Spark is an absolute necessity for file of this size. It is built to handle large files where if we only had base python and pandas, we'd not only run into memory issues, but the analysis would take a very long time. Typically, when observations exceed reach 1 million and up to 10 million, then pandas starts to really struggle. For this analysis, we are processing 233 million observations and 30 GBs of uncompressed data.
Each of the file sizes and observation count per month is visible below.
Given the gamut of changes and intricacies within spark and PySpark specifically, there was a lot of research and troubleshooting needed to get this analysis completed. One of the major changes to spark in recent years was the unification and accessibility. In order to use spark, we first need to initiate the 'SparkSession' which then we use to gain access into other API's, like SQL Context or Spark Context. In older version, these were disparate parts. These API's are visible below.
Before starting the analysis process we need to do some setup programming. This requires that we import the dependencies like pandas, numpy, seaborn, and spark.

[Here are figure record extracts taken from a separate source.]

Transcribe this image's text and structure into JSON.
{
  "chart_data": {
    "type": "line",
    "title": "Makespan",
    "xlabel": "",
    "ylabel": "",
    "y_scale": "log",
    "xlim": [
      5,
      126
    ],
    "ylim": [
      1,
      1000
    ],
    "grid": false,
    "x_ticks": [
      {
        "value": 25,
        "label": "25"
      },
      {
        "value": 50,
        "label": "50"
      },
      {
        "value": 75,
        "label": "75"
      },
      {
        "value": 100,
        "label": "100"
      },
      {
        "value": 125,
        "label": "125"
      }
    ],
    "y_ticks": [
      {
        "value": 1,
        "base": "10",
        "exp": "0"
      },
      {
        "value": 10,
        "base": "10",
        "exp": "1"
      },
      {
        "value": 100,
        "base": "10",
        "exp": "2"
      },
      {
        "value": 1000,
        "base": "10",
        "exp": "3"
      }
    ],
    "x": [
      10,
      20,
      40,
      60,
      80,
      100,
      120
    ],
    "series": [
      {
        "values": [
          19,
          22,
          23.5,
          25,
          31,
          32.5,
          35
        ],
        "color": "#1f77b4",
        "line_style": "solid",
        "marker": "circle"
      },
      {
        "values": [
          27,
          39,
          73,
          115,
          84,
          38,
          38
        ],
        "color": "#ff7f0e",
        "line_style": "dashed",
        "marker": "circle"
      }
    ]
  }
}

The color scheme and the initiation of the spark session is visible below.
The data that I imported for this analysis is in four separate files. I decided to also just import them into their separate dataframes so that I could review the information on a per month basis. Each import is visible in this section.

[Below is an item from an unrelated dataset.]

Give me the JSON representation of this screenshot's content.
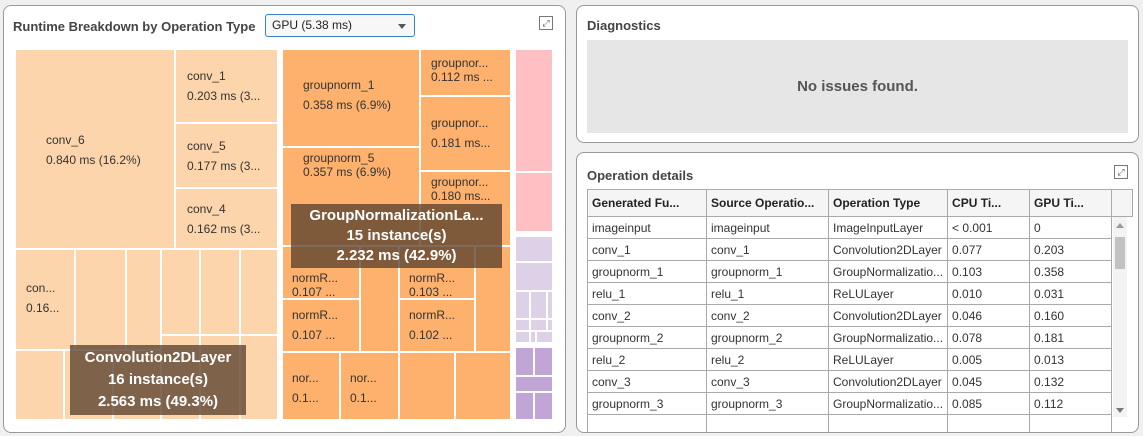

When looking at the header information for each data file, it is important to note that each row is representative of an event by a user. This is recorded with a timestamp and the event classification. The possibilities include view, cart, or purchase. For this analysis, I am mainly concerned with the purchase event types.
In this section I quickly review the total record count per each month. The output is order by month (oct-nov-dec-jan). The range is between 42 million to 67 million, with October with the least, and December with the most total events.